我們在十三里堡邀截失敗,還在官軍渡河之後,但是我在那時,立時算定餉銀迂道改途,必定由沙河鎮走小道,奔廣平大名邊境走的,由大名再奔南樂濮陽,繞入河南滑州,再從衛輝奔黃河渡口,你想這一迂道遠繞,騾車裝著二十萬兩銀餉,走的又是小道,要多走多少路程,要多走多少日子,才能繞入河南境界。不瞞你說,渡河迎護餉銀的官軍,剛趕到滑州,還沒迎出河南邊境,我已派人星夜趕赴大名,邀同那一路幾家山寨,便把二十萬兩響銀截下了,非但截留了餉銀,而且把那位欽差太監王相臣,以及保駕的虞二麻子,一起生擒活捉,馬上便可能上塔兒岡來了。」

楊展一聽,涼了半截,「金蟬脫殼」變成了「一網打盡」。非但白費心機,救不了虞二麻子,連自己主僕,也成了自投羅網,在人家掌握之中了。劉道貞夫婦和曹勳,在虎牢關,還以為妙計成功,眼巴巴等著自己,結伴還鄉哩。真糟!糟透了!他暗暗難受,半晌沒有出聲。

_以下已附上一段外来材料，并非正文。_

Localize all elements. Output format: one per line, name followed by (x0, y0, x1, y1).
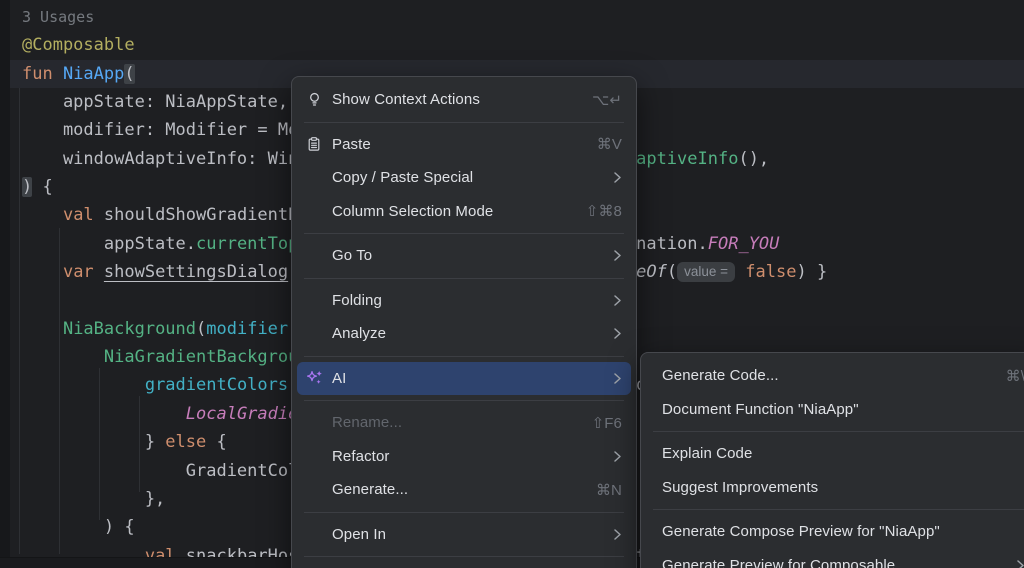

齊寡婦家言觀色,肚內雪亮。不禁噗嗤一笑,兩隻眼卻不斷的在他臉上掃來掃去,而且不斷的問他:「武功何人傳授?尊夫人名震川南,得意的是那門功夫?四川情形怎樣?」等等的話,楊展心煩意亂,又不便不順口答話。心裡有一番話,想說出來。卻又難以出口。一時摸不準對方這樣厚待,有無別意?這種智計百出,雄據一方的巾幗怪傑,性情最難捉摸,和雪衣娘虞錦雯是另一路道,說不定,一翻臉,便成怨仇。在他心腸紛亂,食不知味當口,不料齊寡婦突然說道:「楊相公一心想救虞二麻於,除出香巢血案一層關係以外,還有別的淵源沒有?」楊展說:「虞二麻子也是同鄉。」齊寡婦笑道。「大約是看在一位虞姑娘面上罷?」楊展吃了一驚,立時明白,他們乘我主僕昏醉當口,連我們行囊都搜查過了,她沒看到鹿杖翁那封信,怎會知道虞錦雯和虞二麻子的關係。當面不便點破,點著頭說:「虞錦雯是我一位義姊,是虞二麻子的侄女,不過在京時,並沒和虞二麻子見過一面,事後才知道的。」齊寡婦笑道:「現在虞二麻子已落他仇人之手。性命只在呼吸之間,他仇人便是浮山嶺寨主飛槊張。」楊展說:「我在沙河鎮聽虞二麻子說起早年和飛槊張結樑子的事,不過當年虞二麻子當差應役,身不由己,一鏢之仇,情或可恕。」他說到這兒,俊目一張,英氣勃發,侃然說道:「我自身尚且落入夫人掌握,雖蒙禮待,總是萍水初逢,當然不能替他求情,不過夫人智勇兼備,胸襟勝似丈夫,餉銀既已如願,象這種年邁退役,不足重輕之人,殺之不武,何不網開一面呢?這是我隨便一說。夫人智慮周詳,自有權衡,魚已落網,我也不便代他屈膝求命。」他說得不抗不卑,語氣之間,也有點露出鋒芒來了。齊寡婦微然一笑,突又問道:「欽派太監王相臣,應該不應該網開一面呢?」楊展脫口說;「這種禍國權監,人人得而誅之。」齊寡婦介面道:「相公也恨這種人,和這種人混在一起的人,也不是沒有可殺之理。」

楊展一聽,語帶冰霜,暗喊「要壞了,虞二麻子老命難保。」一時沒法答腔,卻聽她又緩緩的說:「這些小事,不必掛懷,明日便有分曉。」她撇開了虞二麻子的事,卻談起天下大勢來,嬌音嚦嚦,雄辯滔滔,有許多事,楊展還從未聽人說過,從她這番話裡,可以窺測她雄心不小,江湖上把他當作綠林英雄,還是小看了她,想不到陰差陽錯,碰到了這位紅粉怪傑。